Figure 6. Transcription factor expression patterns in d-Ipc neuroblasts.

(a) p-Ipc neuroepithelial cells (arrowhead) adjacent to cell streams express Lethal of scute (L’sc, red). (b,c) Deadpan-positive (Dpn⁺, blue) d-Ipc neuroblasts (Nb) sequentially express Asense (Ase, red, arrowheads, b), Atonal (Ato, red, arrows, c) and Dachshund (Dac, green, arrows b,c), and solely Dac (double arrowheads, c). (d,e) Dichaete (D, blue) shows strong overlap with Ase (red, arrowheads, d), and weak or no overlap with Ato (red) and Dac (green) in neuroblasts (arrows, e). (f) Progenitors (arrows) and lower d-Ipc neuroblasts (asterisk) express D (blue). Tailless (Tll, red) is expressed in p-Ipc neuroepithelial cells (double arrowheads), upper d-Ipc neuroblasts (arrowheads), ganglion mother cells (Gmc), and young distal cells (dc) and lobula plate neurons (lopn). D and Tll overlap in central neuroblasts (small arrows). (g) The wild type (wt) MARCM clone shows that neuroblasts in the lower d-Ipc give rise to Gmcs orientated towards the lamina (la, arrows), and where distal cells are found.
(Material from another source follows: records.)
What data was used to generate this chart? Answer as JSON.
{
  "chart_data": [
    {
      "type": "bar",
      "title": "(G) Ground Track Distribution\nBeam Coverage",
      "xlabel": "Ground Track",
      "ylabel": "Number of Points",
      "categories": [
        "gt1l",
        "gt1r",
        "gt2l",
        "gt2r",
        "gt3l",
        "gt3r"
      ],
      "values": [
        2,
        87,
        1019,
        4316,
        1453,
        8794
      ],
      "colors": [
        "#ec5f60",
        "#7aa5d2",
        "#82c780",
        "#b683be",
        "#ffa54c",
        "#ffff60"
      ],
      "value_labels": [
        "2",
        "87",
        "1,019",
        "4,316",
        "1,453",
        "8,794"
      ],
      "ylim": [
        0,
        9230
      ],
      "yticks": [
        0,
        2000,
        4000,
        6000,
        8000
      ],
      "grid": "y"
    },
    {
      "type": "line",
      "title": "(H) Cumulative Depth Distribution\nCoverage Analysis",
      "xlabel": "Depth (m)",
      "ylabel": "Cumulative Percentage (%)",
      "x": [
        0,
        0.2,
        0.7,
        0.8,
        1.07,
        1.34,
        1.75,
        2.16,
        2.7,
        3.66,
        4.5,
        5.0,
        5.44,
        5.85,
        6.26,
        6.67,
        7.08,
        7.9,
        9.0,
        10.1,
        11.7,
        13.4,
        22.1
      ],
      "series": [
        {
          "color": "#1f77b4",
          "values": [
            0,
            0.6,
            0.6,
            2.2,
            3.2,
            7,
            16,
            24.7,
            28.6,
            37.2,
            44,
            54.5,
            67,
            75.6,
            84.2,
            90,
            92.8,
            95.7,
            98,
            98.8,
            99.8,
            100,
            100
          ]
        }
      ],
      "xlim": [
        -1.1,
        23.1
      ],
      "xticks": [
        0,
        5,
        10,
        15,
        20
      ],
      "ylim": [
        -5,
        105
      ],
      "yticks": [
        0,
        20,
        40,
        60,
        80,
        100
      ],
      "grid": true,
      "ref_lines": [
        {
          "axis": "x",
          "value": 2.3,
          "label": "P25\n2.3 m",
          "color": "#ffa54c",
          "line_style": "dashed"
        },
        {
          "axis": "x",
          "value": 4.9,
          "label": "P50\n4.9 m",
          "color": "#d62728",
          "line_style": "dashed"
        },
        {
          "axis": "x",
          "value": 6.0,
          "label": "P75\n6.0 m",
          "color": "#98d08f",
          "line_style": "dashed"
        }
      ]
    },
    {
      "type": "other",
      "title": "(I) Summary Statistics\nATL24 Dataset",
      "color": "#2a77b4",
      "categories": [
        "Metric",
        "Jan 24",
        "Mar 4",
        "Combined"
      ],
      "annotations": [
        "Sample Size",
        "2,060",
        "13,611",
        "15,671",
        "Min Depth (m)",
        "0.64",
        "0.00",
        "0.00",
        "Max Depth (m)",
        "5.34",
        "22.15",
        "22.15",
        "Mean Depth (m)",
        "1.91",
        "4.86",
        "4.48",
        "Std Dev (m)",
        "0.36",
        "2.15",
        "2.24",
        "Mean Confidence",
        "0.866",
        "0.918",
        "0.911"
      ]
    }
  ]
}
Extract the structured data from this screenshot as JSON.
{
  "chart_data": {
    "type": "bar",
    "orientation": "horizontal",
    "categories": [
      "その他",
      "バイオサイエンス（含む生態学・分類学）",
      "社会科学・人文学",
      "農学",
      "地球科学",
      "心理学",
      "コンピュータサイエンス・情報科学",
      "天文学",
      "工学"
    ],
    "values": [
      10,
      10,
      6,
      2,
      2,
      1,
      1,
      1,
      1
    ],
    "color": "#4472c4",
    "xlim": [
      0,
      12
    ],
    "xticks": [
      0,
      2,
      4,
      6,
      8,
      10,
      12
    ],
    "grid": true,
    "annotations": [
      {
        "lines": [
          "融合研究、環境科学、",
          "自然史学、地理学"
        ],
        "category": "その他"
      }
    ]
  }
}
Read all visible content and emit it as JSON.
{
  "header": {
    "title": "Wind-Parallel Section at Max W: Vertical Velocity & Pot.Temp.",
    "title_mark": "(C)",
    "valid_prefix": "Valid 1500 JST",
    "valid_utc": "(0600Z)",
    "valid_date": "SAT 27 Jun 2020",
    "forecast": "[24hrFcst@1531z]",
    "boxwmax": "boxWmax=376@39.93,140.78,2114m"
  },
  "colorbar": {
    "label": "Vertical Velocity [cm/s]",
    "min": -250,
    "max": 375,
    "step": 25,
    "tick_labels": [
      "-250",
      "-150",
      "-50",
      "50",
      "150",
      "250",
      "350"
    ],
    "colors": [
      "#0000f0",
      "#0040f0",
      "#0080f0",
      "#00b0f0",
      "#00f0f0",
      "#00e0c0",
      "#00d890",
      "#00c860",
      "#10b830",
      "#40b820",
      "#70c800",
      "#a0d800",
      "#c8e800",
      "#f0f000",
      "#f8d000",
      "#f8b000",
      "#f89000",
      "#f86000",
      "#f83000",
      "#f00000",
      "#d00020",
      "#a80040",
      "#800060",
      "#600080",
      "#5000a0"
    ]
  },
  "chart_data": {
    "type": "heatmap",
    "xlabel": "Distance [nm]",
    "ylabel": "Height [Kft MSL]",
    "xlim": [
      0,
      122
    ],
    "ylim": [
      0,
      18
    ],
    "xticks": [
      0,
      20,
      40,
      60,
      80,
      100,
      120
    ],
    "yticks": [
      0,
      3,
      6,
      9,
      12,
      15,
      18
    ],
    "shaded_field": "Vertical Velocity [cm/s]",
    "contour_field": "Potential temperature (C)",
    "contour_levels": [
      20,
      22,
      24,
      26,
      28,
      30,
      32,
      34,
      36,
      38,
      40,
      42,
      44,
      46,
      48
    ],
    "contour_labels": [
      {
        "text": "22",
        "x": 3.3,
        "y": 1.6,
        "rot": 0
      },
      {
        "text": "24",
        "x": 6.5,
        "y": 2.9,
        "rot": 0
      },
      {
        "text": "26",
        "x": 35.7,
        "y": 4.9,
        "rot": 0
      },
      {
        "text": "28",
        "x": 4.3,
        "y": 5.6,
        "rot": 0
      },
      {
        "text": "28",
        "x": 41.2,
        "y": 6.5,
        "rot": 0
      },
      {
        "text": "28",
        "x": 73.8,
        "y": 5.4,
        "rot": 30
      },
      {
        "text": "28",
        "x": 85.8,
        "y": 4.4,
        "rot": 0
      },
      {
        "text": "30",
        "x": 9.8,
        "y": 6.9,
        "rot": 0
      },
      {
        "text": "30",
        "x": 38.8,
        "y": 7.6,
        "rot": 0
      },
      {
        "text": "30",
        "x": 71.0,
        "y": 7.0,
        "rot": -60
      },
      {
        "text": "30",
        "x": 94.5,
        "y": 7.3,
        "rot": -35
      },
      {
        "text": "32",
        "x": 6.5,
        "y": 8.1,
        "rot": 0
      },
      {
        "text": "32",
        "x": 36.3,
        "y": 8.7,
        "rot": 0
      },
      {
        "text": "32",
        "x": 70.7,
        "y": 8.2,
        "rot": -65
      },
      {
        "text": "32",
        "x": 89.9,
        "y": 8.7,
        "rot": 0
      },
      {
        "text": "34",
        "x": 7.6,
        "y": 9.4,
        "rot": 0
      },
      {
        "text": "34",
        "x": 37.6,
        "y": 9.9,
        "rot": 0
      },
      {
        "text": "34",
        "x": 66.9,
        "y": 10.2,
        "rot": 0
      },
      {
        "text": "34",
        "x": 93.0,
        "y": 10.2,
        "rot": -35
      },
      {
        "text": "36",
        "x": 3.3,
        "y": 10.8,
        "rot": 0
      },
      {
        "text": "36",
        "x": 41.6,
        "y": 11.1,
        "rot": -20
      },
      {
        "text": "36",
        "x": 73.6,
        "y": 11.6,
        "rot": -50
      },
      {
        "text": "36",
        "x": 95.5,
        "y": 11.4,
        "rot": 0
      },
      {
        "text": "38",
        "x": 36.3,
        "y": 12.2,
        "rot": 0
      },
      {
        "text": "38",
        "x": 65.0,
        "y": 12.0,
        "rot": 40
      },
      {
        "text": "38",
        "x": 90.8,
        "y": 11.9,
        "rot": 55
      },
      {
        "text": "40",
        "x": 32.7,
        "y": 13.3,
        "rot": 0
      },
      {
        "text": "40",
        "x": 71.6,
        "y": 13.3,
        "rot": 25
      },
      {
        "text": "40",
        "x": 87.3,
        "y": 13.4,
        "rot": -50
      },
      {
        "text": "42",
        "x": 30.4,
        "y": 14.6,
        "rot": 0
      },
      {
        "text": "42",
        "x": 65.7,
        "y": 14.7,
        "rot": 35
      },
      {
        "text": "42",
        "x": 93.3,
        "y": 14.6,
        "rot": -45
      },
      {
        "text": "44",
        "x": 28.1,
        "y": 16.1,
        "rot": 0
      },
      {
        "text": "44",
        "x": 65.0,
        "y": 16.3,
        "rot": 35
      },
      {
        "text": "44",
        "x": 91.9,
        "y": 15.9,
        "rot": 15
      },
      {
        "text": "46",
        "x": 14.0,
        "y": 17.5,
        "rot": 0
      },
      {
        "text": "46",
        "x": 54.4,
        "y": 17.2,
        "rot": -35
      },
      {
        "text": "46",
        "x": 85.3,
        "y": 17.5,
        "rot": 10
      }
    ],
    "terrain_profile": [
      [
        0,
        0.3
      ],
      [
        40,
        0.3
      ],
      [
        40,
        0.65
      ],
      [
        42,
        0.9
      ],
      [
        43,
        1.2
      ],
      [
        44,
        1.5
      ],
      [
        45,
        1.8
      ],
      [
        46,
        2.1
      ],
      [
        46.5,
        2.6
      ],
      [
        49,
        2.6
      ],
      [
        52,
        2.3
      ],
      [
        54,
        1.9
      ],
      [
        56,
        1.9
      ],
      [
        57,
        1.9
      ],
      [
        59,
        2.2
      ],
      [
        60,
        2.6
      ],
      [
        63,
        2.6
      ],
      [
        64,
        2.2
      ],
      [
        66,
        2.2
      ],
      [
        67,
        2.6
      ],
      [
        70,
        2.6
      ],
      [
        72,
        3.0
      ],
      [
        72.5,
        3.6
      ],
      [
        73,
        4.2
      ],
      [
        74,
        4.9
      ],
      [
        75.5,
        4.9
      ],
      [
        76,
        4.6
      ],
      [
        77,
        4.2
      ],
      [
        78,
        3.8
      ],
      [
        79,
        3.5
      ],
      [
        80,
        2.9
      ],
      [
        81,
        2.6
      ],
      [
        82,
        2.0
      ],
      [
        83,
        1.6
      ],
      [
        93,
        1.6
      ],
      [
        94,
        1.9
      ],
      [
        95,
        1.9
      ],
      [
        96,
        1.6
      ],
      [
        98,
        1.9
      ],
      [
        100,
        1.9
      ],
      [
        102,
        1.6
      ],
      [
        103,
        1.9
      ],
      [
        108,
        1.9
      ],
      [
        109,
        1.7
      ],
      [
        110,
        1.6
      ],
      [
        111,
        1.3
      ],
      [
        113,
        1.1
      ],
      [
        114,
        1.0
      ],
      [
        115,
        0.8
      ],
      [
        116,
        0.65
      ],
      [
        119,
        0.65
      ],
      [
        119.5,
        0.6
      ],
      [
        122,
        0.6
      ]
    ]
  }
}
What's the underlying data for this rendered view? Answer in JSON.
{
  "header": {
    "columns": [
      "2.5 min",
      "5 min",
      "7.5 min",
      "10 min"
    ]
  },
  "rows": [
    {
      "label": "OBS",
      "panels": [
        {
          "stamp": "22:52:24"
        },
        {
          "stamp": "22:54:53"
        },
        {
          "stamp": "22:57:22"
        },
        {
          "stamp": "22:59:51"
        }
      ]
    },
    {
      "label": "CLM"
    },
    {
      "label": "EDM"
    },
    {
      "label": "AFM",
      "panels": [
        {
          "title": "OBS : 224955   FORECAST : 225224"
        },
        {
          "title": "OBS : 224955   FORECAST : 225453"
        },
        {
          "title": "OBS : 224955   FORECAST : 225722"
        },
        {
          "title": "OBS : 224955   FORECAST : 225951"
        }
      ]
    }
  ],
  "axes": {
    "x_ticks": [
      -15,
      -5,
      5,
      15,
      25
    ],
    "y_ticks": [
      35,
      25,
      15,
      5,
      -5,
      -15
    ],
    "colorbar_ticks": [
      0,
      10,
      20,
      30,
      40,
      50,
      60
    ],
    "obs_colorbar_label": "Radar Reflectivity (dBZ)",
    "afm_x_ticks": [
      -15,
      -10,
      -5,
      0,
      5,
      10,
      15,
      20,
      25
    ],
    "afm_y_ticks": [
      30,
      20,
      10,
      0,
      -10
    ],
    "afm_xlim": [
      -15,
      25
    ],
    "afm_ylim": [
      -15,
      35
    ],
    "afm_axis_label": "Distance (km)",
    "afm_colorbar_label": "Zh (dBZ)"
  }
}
Asterisk indicates an independent lamina glia clone. (h) The clone shows labeling of distal cells, and Ase-negative neuroblasts in the upper d-Ipc, that produce lobula plate neurons. (i) GFP driven by decapentaplegic (dpp)-Gal4 is present in a subset of neuroblasts and persists in both distal cell and lobula plate neuron populations. (j) Summary of expression patterns. For genotypes and sample numbers, see Supplementary Table 1. Scale bars, 50 μm.